Nevertheless, the supporters of the secular movement, may fall into the trap of emotionally-motivated voting, out of their desire to stand up for human rights values they cherish. In other words, some secular votes may easily be wasted on incompetent candidates only because they are women or youth; just for the sake of making a statement in support of women’s rights or youth right to substitute the old politicians, who have been occupying the political leadership for decades.
This apprehension is heightened if we look at the candidates' programs. Ironically, all candidates offered similar proposals, despite their different political agendas and backgrounds. They may be summarized in two points: improving the deteriorating economy and upgrading the international status of Tunisia. Most Tunisians know that those exquisitely written and verbalized proposals are no more than hollow promises of a rosy future that neither the state can afford nor the presidential candidate can achieve. The reason is not only that the proposed programs and projects require huge funds and resources not owned by the Tunisian state, which depends on external loans; but also, because the currently applied system of governance makes the president of the state incapable of making independent decisions, free from the resistance of the other two co-presidents of government and parliament.
Out of fear of falling back into dictatorship, the post-revolution constitution in Tunisia, tailored a system of governance that is neither presidential nor parliamentarian. Rather, it is based on balancing the decision-making process between three authorities – or “presidencies” as the Tunisians call it: The President of the State, the Prime Minister (the president of the government), and the Chair of Parliament (the president of legislation).
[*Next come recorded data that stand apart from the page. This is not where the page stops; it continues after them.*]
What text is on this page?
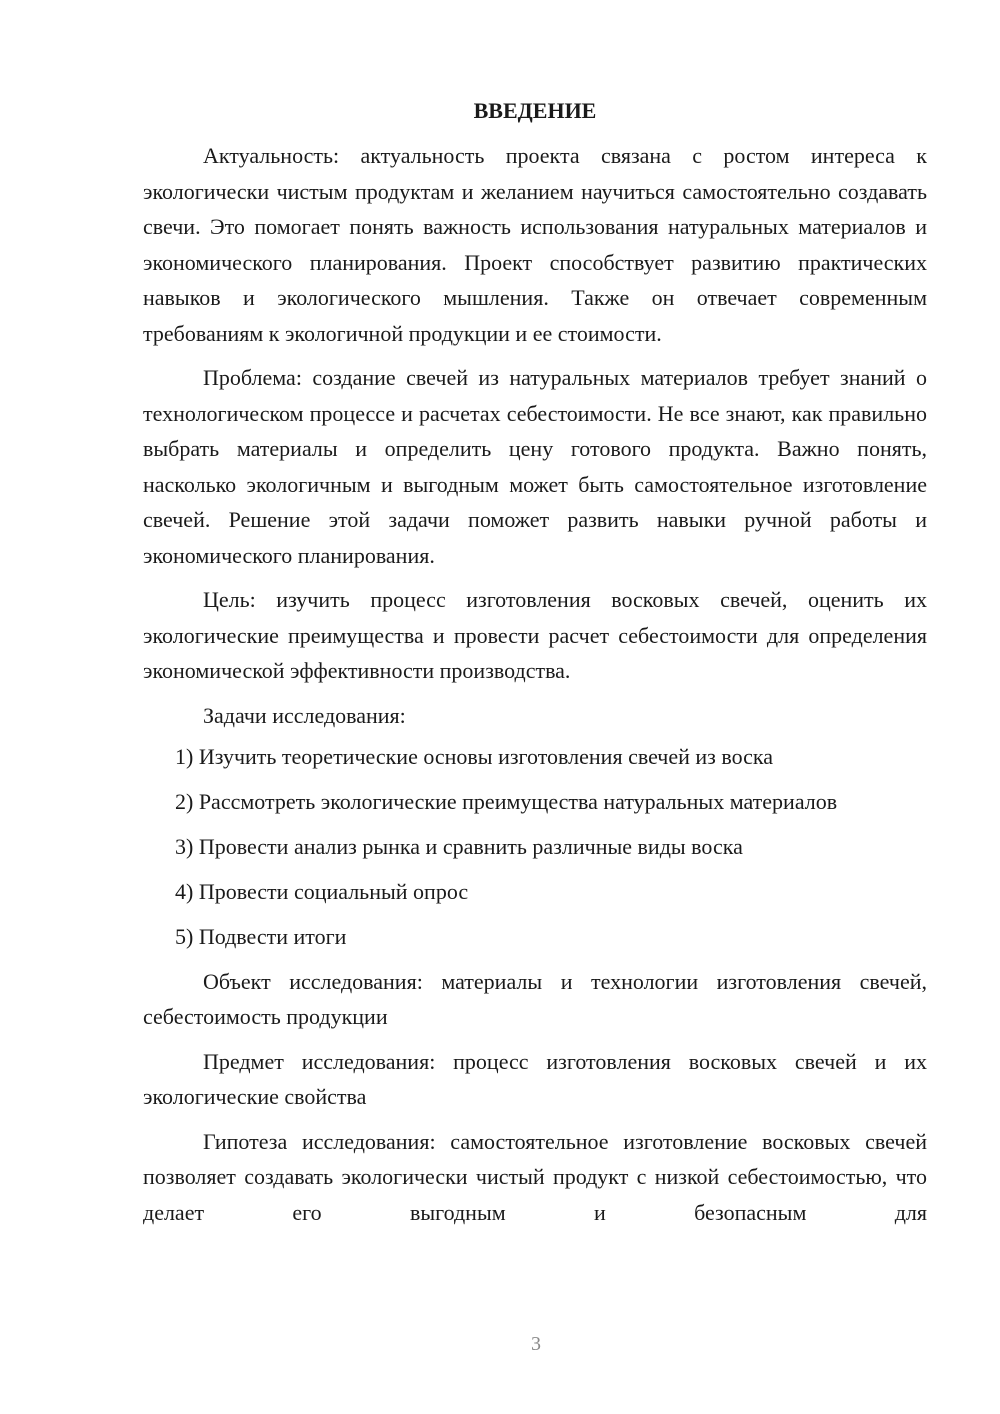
ВВЕДЕНИЕ

Актуальность: актуальность проекта связана с ростом интереса к экологически чистым продуктам и желанием научиться самостоятельно создавать свечи. Это помогает понять важность использования натуральных материалов и экономического планирования. Проект способствует развитию практических навыков и экологического мышления. Также он отвечает современным требованиям к экологичной продукции и ее стоимости.

Проблема: создание свечей из натуральных материалов требует знаний о технологическом процессе и расчетах себестоимости. Не все знают, как правильно выбрать материалы и определить цену готового продукта. Важно понять, насколько экологичным и выгодным может быть самостоятельное изготовление свечей. Решение этой задачи поможет развить навыки ручной работы и экономического планирования.

Цель: изучить процесс изготовления восковых свечей, оценить их экологические преимущества и провести расчет себестоимости для определения экономической эффективности производства.

Задачи исследования:

1) Изучить теоретические основы изготовления свечей из воска
2) Рассмотреть экологические преимущества натуральных материалов
3) Провести анализ рынка и сравнить различные виды воска
4) Провести социальный опрос
5) Подвести итоги

Объект исследования: материалы и технологии изготовления свечей, себестоимость продукции

Предмет исследования: процесс изготовления восковых свечей и их экологические свойства

Гипотеза исследования: самостоятельное изготовление восковых свечей позволяет создавать экологически чистый продукт с низкой себестоимостью, что делает его выгодным и безопасным для

3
This means that whoever becomes the president, will be forced to involve the other two presidents in deciding about how to proceed with implementing his own electoral promises. The other two presidents, usually, come from political parties that carries an agenda that is, not only different, but contradictory to the president’s agenda. In theory, the “three presidencies” may look like a brilliant democratic system that involves all and excludes none. But, in reality, it is extremely difficult for a country to achieve any tangible progress under three presidents, whose agendas and visions are inconsistent.
The politically aware people of Tunisia know that they cannot depend on rosy promises and inapplicable electoral programs in deciding about their next president of the state. Therefore, the people’s choice will, most likely, depend on the political history and experience of each candidate, in addition to candidate’s personal integrity and reputation.
Based on this criterion, Dr. Abdel Karim Al-Zubaidi is the candidate with the highest potential to become the next president of Tunisia. In addition to his personal clean records and long experience in high-profile bureaucratic and political positions, he served as the Minister of Defense. The military is highly respected and admired by the Tunisian people because of its bias to the will of the people against Ben Ali’s regime and declining Ben Ali’s orders to shoot the protesters in the 2010/2011 revolution.
On the other hand, the return of Sheikh Mourou, in an attempt to beautify Ennahdha's face and reintroduce Islamists' agenda on a plate of devious moderation, in an attempt to rescue the party’s eroded popularity, does not succeed in deceiving the Tunisian voters, as expected. Besides, the secular candidates, who are publicly allied with the Islamists are not properly welcomed by the Tunisian people; including prominent politicians like Youssef Chahed, who served as the Prime Minister under Essebsi.
Certainly, Tunisia will not slip back into dictatorship. The Tunisian people are showing high discipline and respect to democratic practices, so far. However, the risk of slipping back into the hands of Islamists does still exist. Uniting behind one secular candidate is the only way to push away this risk and make sure that the national state in Tunisia shall continue to proceed its tough path towards liberal democratization and better economic future.